Spin spin coupling in a proton NMR of an ester?

Question

I am learning about proton NMR and spin-spin coupling, and am confused about whether splitting occurs over an ester bond. Specifically, in the case of ethyl methanoate, HCOOCH2CH3, if I were to number the proton environments going from left to right as 1,2 and 3, would 1 and 2 cause splitting of each other? If they would not cause splitting, then I would expect a singlet, a quartet and a triplet respectively. If they do cause splitting, then would you get a triplet, a quartet of doublets, and a triplet for 1,2 and 3 respectively? I know that with -OH and -NH the protons do not couple (although I am not sure why), so I was wondering whether the same principle may perhaps apply here...

Answer 1

In the most common case you can only observe ³J-couplings, any spins further away than three bonds do not cause a visible splitting in your spectra. The exception are couplings via double-bonds or aromatic systems, there you can often see small couplings over four bonds.

In this case the spins are too far away from each other to cause a visible splitting, you are correct that it would result in a singlet a quartet and a triplet.

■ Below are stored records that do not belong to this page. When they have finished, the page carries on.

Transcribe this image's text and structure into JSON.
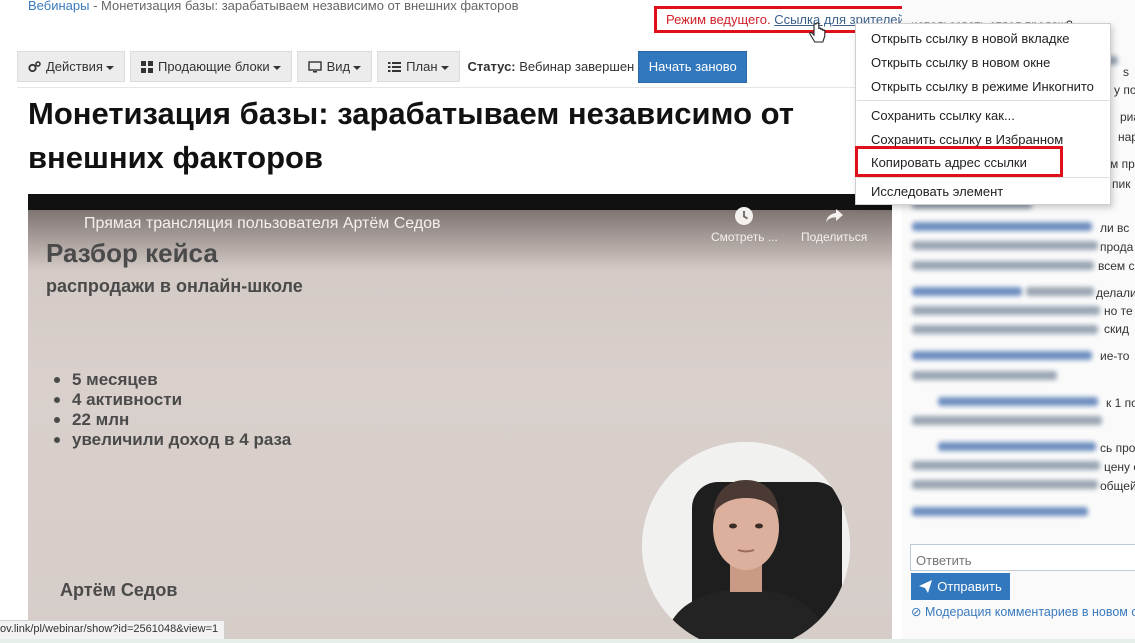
{
  "breadcrumb": {
    "root": "Вебинары",
    "separator": " - ",
    "current": "Монетизация базы: зарабатываем независимо от внешних факторов"
  },
  "host": {
    "mode": "Режим ведущего.",
    "viewer_link": "Ссылка для зрителей"
  },
  "toolbar": {
    "actions": "Действия",
    "blocks": "Продающие блоки",
    "view": "Вид",
    "plan": "План",
    "status_label": "Статус:",
    "status_value": "Вебинар завершен",
    "restart": "Начать заново"
  },
  "page_title": "Монетизация базы: зарабатываем независимо от внешних факторов",
  "video": {
    "stream_title": "Прямая трансляция пользователя Артём Седов",
    "watch_later": "Смотреть ...",
    "share": "Поделиться",
    "slide_title": "Разбор кейса",
    "slide_subtitle": "распродажи в онлайн-школе",
    "bullets": [
      "5 месяцев",
      "4 активности",
      "22 млн",
      "увеличили доход в 4 раза"
    ],
    "presenter": "Артём Седов"
  },
  "status_url": "ov.link/pl/webinar/show?id=2561048&view=1",
  "context_menu": {
    "items": [
      "Открыть ссылку в новой вкладке",
      "Открыть ссылку в новом окне",
      "Открыть ссылку в режиме Инкогнито",
      "Сохранить ссылку как...",
      "Сохранить ссылку в Избранном",
      "Копировать адрес ссылки",
      "Исследовать элемент"
    ]
  },
  "chat": {
    "top_fragment": "использовать отдел продаж?",
    "fragments": [
      "s",
      "y по",
      "риа",
      "нар",
      "м пр",
      "пик",
      "ли вс",
      "прода",
      "всем с",
      "делали",
      "но те",
      "скид",
      "ие-то",
      "к 1 по",
      "сь про",
      "цену с",
      "общей"
    ],
    "reply_placeholder": "Ответить",
    "send": "Отправить",
    "moderation": "Модерация комментариев в новом о"
  },
  "colors": {
    "accent_blue": "#3278be",
    "highlight_red": "#e0101a",
    "host_mode_red": "#d0212a",
    "link_blue": "#3a7bbf"
  }
}
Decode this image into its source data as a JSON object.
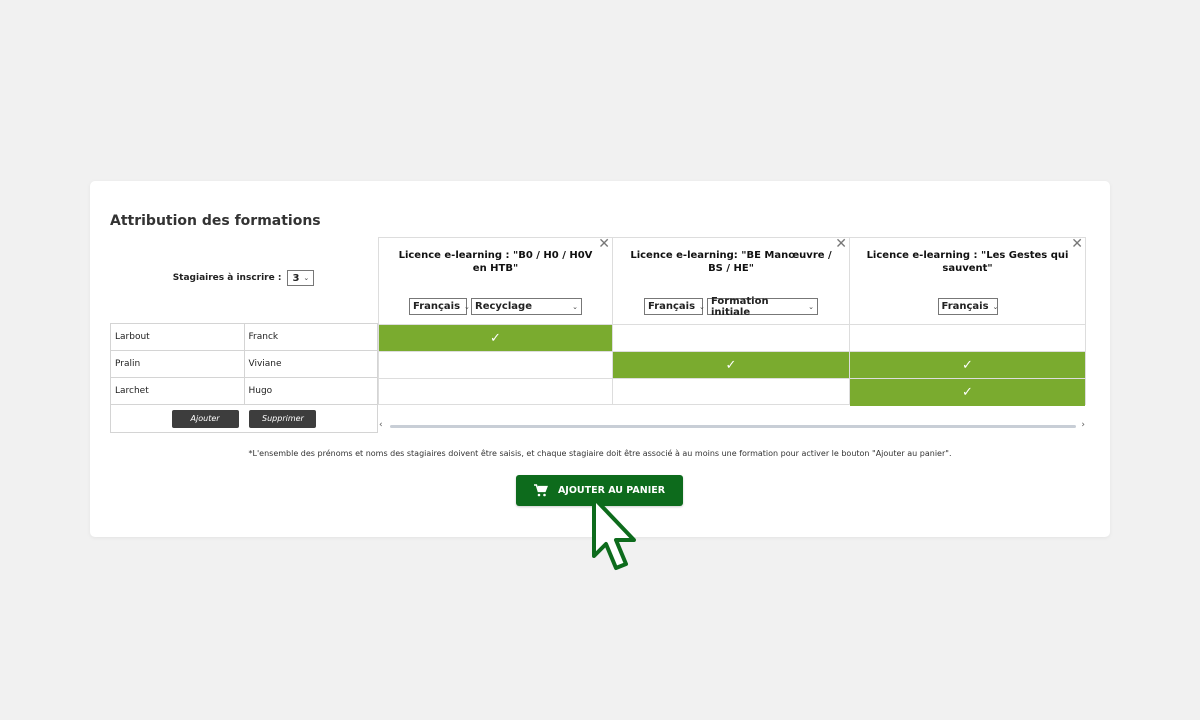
{
  "card": {
    "title": "Attribution des formations",
    "count_label": "Stagiaires à inscrire :",
    "count_value": "3"
  },
  "trainees": [
    {
      "last": "Larbout",
      "first": "Franck"
    },
    {
      "last": "Pralin",
      "first": "Viviane"
    },
    {
      "last": "Larchet",
      "first": "Hugo"
    }
  ],
  "actions": {
    "add": "Ajouter",
    "remove": "Supprimer"
  },
  "formations": [
    {
      "title": "Licence e-learning : \"B0 / H0 / H0V en HTB\"",
      "language": "Français",
      "type": "Recyclage",
      "assigned": [
        true,
        false,
        false
      ]
    },
    {
      "title": "Licence e-learning: \"BE Manœuvre / BS / HE\"",
      "language": "Français",
      "type": "Formation initiale",
      "assigned": [
        false,
        true,
        false
      ]
    },
    {
      "title": "Licence e-learning : \"Les Gestes qui sauvent\"",
      "language": "Français",
      "type": "",
      "assigned": [
        false,
        true,
        true
      ]
    }
  ],
  "icons": {
    "close": "✕",
    "check": "✓",
    "chevron": "⌄",
    "scroll_left": "‹",
    "scroll_right": "›"
  },
  "note": "*L'ensemble des prénoms et noms des stagiaires doivent être saisis, et chaque stagiaire doit être associé à au moins une formation pour activer le bouton \"Ajouter au panier\".",
  "cart_button": "AJOUTER AU PANIER",
  "colors": {
    "assigned": "#7aab2f",
    "cart": "#0d6b1c",
    "cursor": "#0d6b1c"
  }
}
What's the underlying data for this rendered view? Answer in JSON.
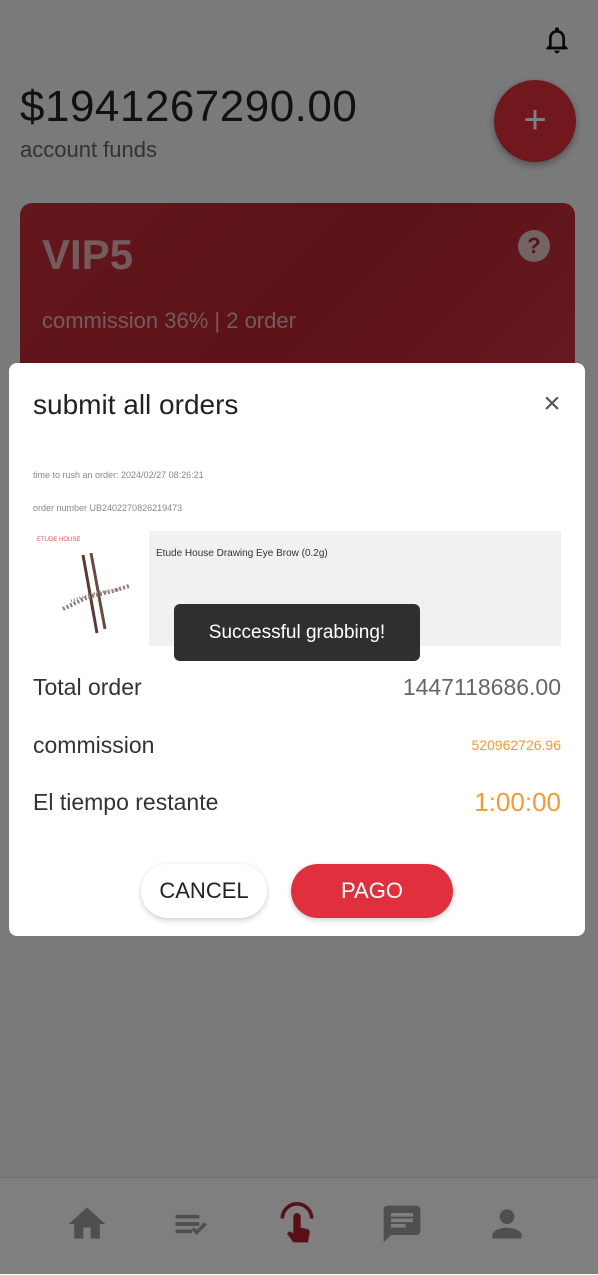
{
  "header": {
    "funds_amount": "$1941267290.00",
    "funds_label": "account funds",
    "add_button": "+"
  },
  "vip": {
    "level": "VIP5",
    "commission_text": "commission 36% | 2 order",
    "help_label": "?"
  },
  "modal": {
    "title": "submit all orders",
    "close_label": "×",
    "rush_time": "time to rush an order:  2024/02/27 08:26:21",
    "order_number": "order number UB2402270826219473",
    "brand_logo": "ETUDE HOUSE",
    "product_name": "Etude House Drawing Eye Brow (0.2g)",
    "rows": {
      "total_label": "Total order",
      "total_value": "1447118686.00",
      "commission_label": "commission",
      "commission_value": "520962726.96",
      "time_label": "El tiempo restante",
      "time_value": "1:00:00"
    },
    "cancel_label": "CANCEL",
    "pay_label": "PAGO"
  },
  "toast": {
    "message": "Successful grabbing!"
  },
  "nav": [
    "home-icon",
    "orders-icon",
    "grab-icon",
    "messages-icon",
    "profile-icon"
  ],
  "colors": {
    "accent": "#e0303d",
    "highlight": "#f29a36"
  }
}
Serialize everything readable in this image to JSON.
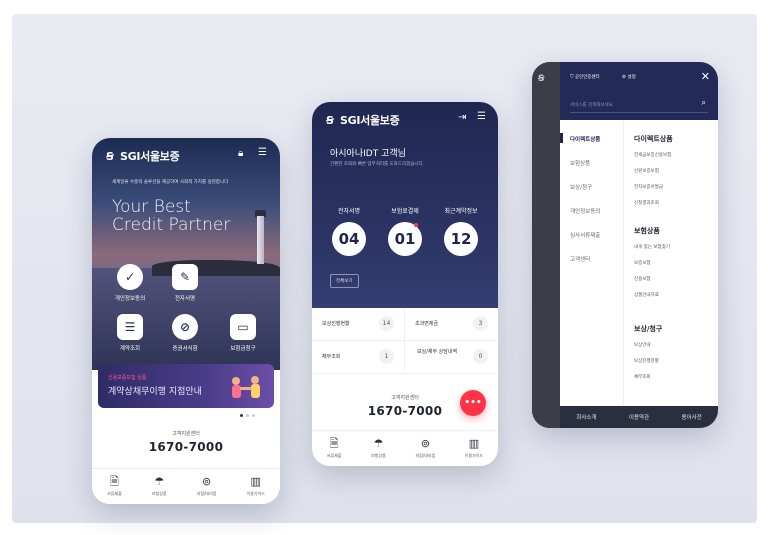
{
  "phone_main": {
    "brand": "SGI서울보증",
    "tagline": "세계일류 수준의 솔루션을 제공하여 사회적 가치를 실현합니다",
    "slogan_line1": "Your Best",
    "slogan_line2": "Credit Partner",
    "quick_menu": [
      {
        "label": "개인정보동의",
        "icon": "check-circle-icon"
      },
      {
        "label": "전자서명",
        "icon": "edit-icon"
      },
      {
        "label": "계약조회",
        "icon": "user-list-icon"
      },
      {
        "label": "증권서식함",
        "icon": "paperclip-icon"
      },
      {
        "label": "보험금청구",
        "icon": "wallet-icon"
      }
    ],
    "banner_tag": "신용보증보험 상품",
    "banner_text": "계약상채무이행 지점안내",
    "customer_center_label": "고객지원센터",
    "customer_center_phone": "1670-7000",
    "bottom_nav": [
      "서류제출",
      "보험상품",
      "지점/대리점",
      "이용가이드"
    ]
  },
  "phone_dashboard": {
    "brand": "SGI서울보증",
    "greeting": "아시아나IDT 고객님",
    "greeting_sub": "간편한 조회와 빠른 업무처리를 도와드리겠습니다.",
    "stats": [
      {
        "label": "전자서명",
        "value": "04"
      },
      {
        "label": "보험료결제",
        "value": "01"
      },
      {
        "label": "최근계약정보",
        "value": "12"
      }
    ],
    "all_view": "전체보기",
    "grid": [
      {
        "label": "보상진행현황",
        "count": "14"
      },
      {
        "label": "초과변제금",
        "count": "3"
      },
      {
        "label": "채무조회",
        "count": "1"
      },
      {
        "label": "보상/채무 상담내역",
        "count": "0"
      }
    ],
    "customer_center_label": "고객지원센터",
    "customer_center_phone": "1670-7000",
    "fab": "•••",
    "bottom_nav": [
      "서류제출",
      "보험상품",
      "지점/대리점",
      "이용가이드"
    ]
  },
  "phone_menu": {
    "top_links": [
      "공인인증센터",
      "설정"
    ],
    "search_placeholder": "서비스를 검색해보세요",
    "categories": [
      "다이렉트상품",
      "보험상품",
      "보상/청구",
      "개인정보동의",
      "심사서류제출",
      "고객센터"
    ],
    "sections": [
      {
        "title": "다이렉트상품",
        "items": [
          "전세금보장신용보험",
          "신원보증보험",
          "전자보증서발급",
          "신청결과조회"
        ]
      },
      {
        "title": "보험상품",
        "items": [
          "내게 맞는 보험찾기",
          "보증보험",
          "신용보험",
          "상품안내자료"
        ]
      },
      {
        "title": "보상/청구",
        "items": [
          "보상안내",
          "보상진행현황",
          "채무조회"
        ]
      }
    ],
    "footer": [
      "회사소개",
      "이용약관",
      "용어사전"
    ]
  }
}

In the case of OH and NH protons, chemical exchange can play a role. This is a bit more complicated, but the simple version is that protons that can exchange quickly with the solvent are often not observable in NMR (or just as a very broad signal) and due to that also don't couple. Though in the most common cases the OH proton is usually too far away from the other protons in the molecule to show a coupling anyway.